COVID and hotel ventilation
April 30, 2022 8:19 AM   Subscribe

Spouse and I are flying internationally to visit my parents, who are older and have some co-morbidities that increase their risk of severe illness with COVID, later this summer. Due an early takeoff time, we will have to stay at a hotel near the airport the night before. Images on Tripadvisor indicate that most of the airport hotels have windows that can be opened, but also wall vents (rather than motel-style individual heating/cooling units). My concerns: Is building-wide hotel HVAC considered to be a COVID risk? If so, would keeping the AC off and the window open during our entire stay be sufficient to mitigate this risk, or should I keep looking for a more-distant hotel with completely isolated rooms (stressful but probably do-able)? Chaos option: Is there any non-damaging way to seal the room vents while we're there?

Yes, I do realize the time in the airport and while the plane is on the runway probably represent a more significant risk, but we'll be mitigating the best we can with Aura FFP3/N99 masks and only partially removing them to "eat" protein shakes through a straw while the in-flight ventilation system is fully active.
posted by nanny's striped stocking to Travel & Transportation (8 answers total) 3 users marked this as a favorite
As usual with covid, it's unclear. The CDC response to this question is here.
posted by tiny frying pan at 8:40 AM on April 30, 2022 [5 favorites]

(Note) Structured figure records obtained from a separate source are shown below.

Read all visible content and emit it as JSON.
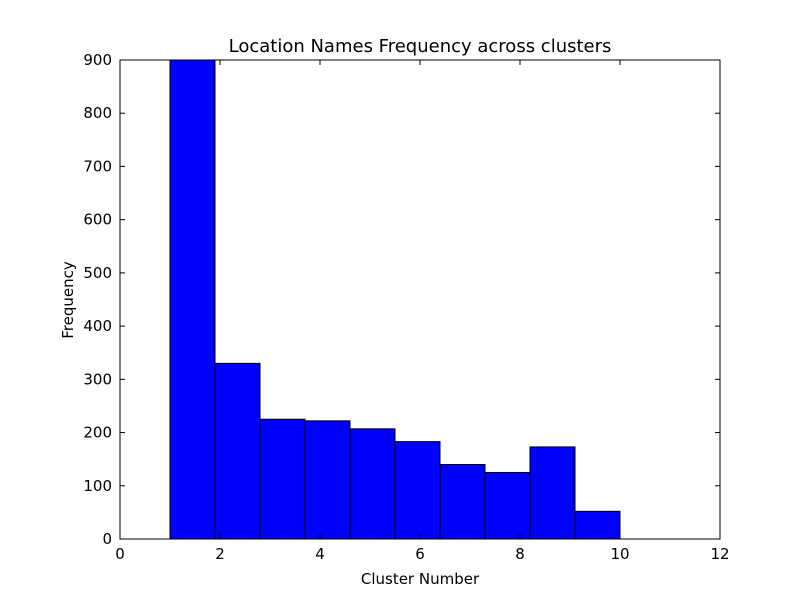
{
  "chart_data": {
    "type": "bar",
    "title": "Location Names Frequency across clusters",
    "xlabel": "Cluster Number",
    "ylabel": "Frequency",
    "xlim": [
      0,
      12
    ],
    "ylim": [
      0,
      900
    ],
    "xticks": [
      0,
      2,
      4,
      6,
      8,
      10,
      12
    ],
    "yticks": [
      0,
      100,
      200,
      300,
      400,
      500,
      600,
      700,
      800,
      900
    ],
    "bins": [
      {
        "x0": 1.0,
        "x1": 1.9,
        "value": 900
      },
      {
        "x0": 1.9,
        "x1": 2.8,
        "value": 330
      },
      {
        "x0": 2.8,
        "x1": 3.7,
        "value": 225
      },
      {
        "x0": 3.7,
        "x1": 4.6,
        "value": 222
      },
      {
        "x0": 4.6,
        "x1": 5.5,
        "value": 207
      },
      {
        "x0": 5.5,
        "x1": 6.4,
        "value": 183
      },
      {
        "x0": 6.4,
        "x1": 7.3,
        "value": 140
      },
      {
        "x0": 7.3,
        "x1": 8.2,
        "value": 125
      },
      {
        "x0": 8.2,
        "x1": 9.1,
        "value": 173
      },
      {
        "x0": 9.1,
        "x1": 10.0,
        "value": 52
      }
    ],
    "bar_color": "#0000ff",
    "edge_color": "#000000",
    "grid": false,
    "legend": false
  }
}
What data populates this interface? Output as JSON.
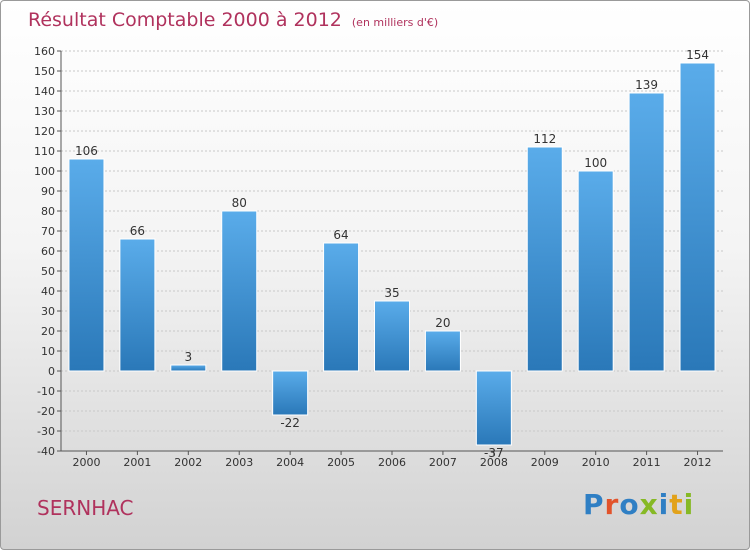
{
  "header": {
    "title": "Résultat Comptable 2000 à 2012",
    "subtitle": "(en milliers d'€)"
  },
  "footer": {
    "commune": "SERNHAC",
    "logo_text": "Proxiti",
    "logo_colors": [
      "#2f7fc4",
      "#e2532b",
      "#2f7fc4",
      "#86b925",
      "#2f7fc4",
      "#e2a21a",
      "#86b925"
    ]
  },
  "colors": {
    "title": "#b0325d",
    "bar_top": "#5aacea",
    "bar_bottom": "#2a78b8"
  },
  "chart_data": {
    "type": "bar",
    "categories": [
      "2000",
      "2001",
      "2002",
      "2003",
      "2004",
      "2005",
      "2006",
      "2007",
      "2008",
      "2009",
      "2010",
      "2011",
      "2012"
    ],
    "values": [
      106,
      66,
      3,
      80,
      -22,
      64,
      35,
      20,
      -37,
      112,
      100,
      139,
      154
    ],
    "ylim": [
      -40,
      160
    ],
    "yticks": [
      -40,
      -30,
      -20,
      -10,
      0,
      10,
      20,
      30,
      40,
      50,
      60,
      70,
      80,
      90,
      100,
      110,
      120,
      130,
      140,
      150,
      160
    ],
    "grid": true,
    "legend": "none"
  }
}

They sell magnetic wall vent seals. If you can get the hotel to supply you with the dimensions, you can just slap one of those suckers on. If not, press and seal with painters tape should provide reasonable coverage without damaging the paint. (I haven’t stayed in a hotel for this exact reason. So I am giving you my “what would I do IF” planning, not something I’ve tried.
posted by Bottlecap at 9:01 AM on April 30, 2022

A reasonably modern hotel would likely not have a ventilation system intended to recirculate air from one room to another. Typically there is a supply of outdoor air from some sort of rooftop unit which comes down to each level, runs the length of the floor and provides outside ventilation air to each room. There is also an exhaust system from the bathrooms which join together and blow that air outside of the building. Within each room is some sort of heating/cooling device (fan coil or heat pump) typically above the ceiling of the entry or bathroom to condition the outdoor ventilation air and recirculate air within the room to an appropriate temperature.
So, if the building is fairly modern and systems are operating correctly there should be no significant risk of Covid from adjacent guest rooms.
In older buildings it was also common for the ventilation air to be dumped into the corridors and then enter guest rooms via undercuts in the corridor doors. This of course does mean that air in the corridor enters guest rooms, but generally people do not spend significant time in corridors which should mitigate this risk.
Personally, I'd stay at a close by hotel, and consider blocking the bottom of the door off if it isn't already a sealed design (also good for sound and light from the corridor).
posted by meinvt at 9:52 AM on April 30, 2022 [6 favorites]

I would call the hotels to ask about this, the pictures could be ambiguous - I stayed at a hotel a couple of weeks ago that had a grilled air vent on the wall, but it was recirculating air that was drawn in from the room itself behind a semi-concealed wall panel (no visible grill). The rooms also had windows that open.
posted by aiglet at 10:35 AM on April 30, 2022 [1 favorite]

Seconding meinvt - a wall grille does not necessarily mean that there's a building-wide HVAC system. Each room could still have its own heat pump. If it's not in the wall under the window it's quite likely in the lowered ceiling area between the entry and the main part of the room, as meinvt notes.
posted by LionIndex at 11:01 AM on April 30, 2022

Is building-wide hotel HVAC considered to be a COVID risk?

The fact that pretty much all community COVID infection in Australia can be traced back to transmissions from inside hotel "quarantine" says that yes it absolutely is.

Isolating rooms within a single building well enough to prevent room-to-room transmission of an aerosol-borne respiratory disease requires air handling engineered specifically for that purpose, which the HVAC systems in commercial buildings are not. If you can smell a sneaky smoker breaking the rules somewhere on your floor, which you almost always can in a hotel, then you're also being exposed to any COVID that anybody on your floor is aerosolizing.
posted by flabdablet at 11:06 AM on April 30, 2022 [3 favorites]

Flabdablet has nailed it for hotels. But as pointed out, there are other risks in travel, just as there are in any activity involving going outside the home (or inviting others into it).

You don't say, but I presume you are fully vaccinated, or will be prior to travelling?

How long are you planning to stay? I suggest you plan on allowing enough time to catch the bloody thing, quarantine long enough to get over it to be non-infectious, and then go visit your parents. Do a RAT when you arrive at the destination airport, and maybe immediately before you arrive at your parents place, to be sure.

Also think about the possibility that one of you catches it, you both quarantine, then a week later the second catches it. If only planning a shortish trip, think about only the sick one quarantining.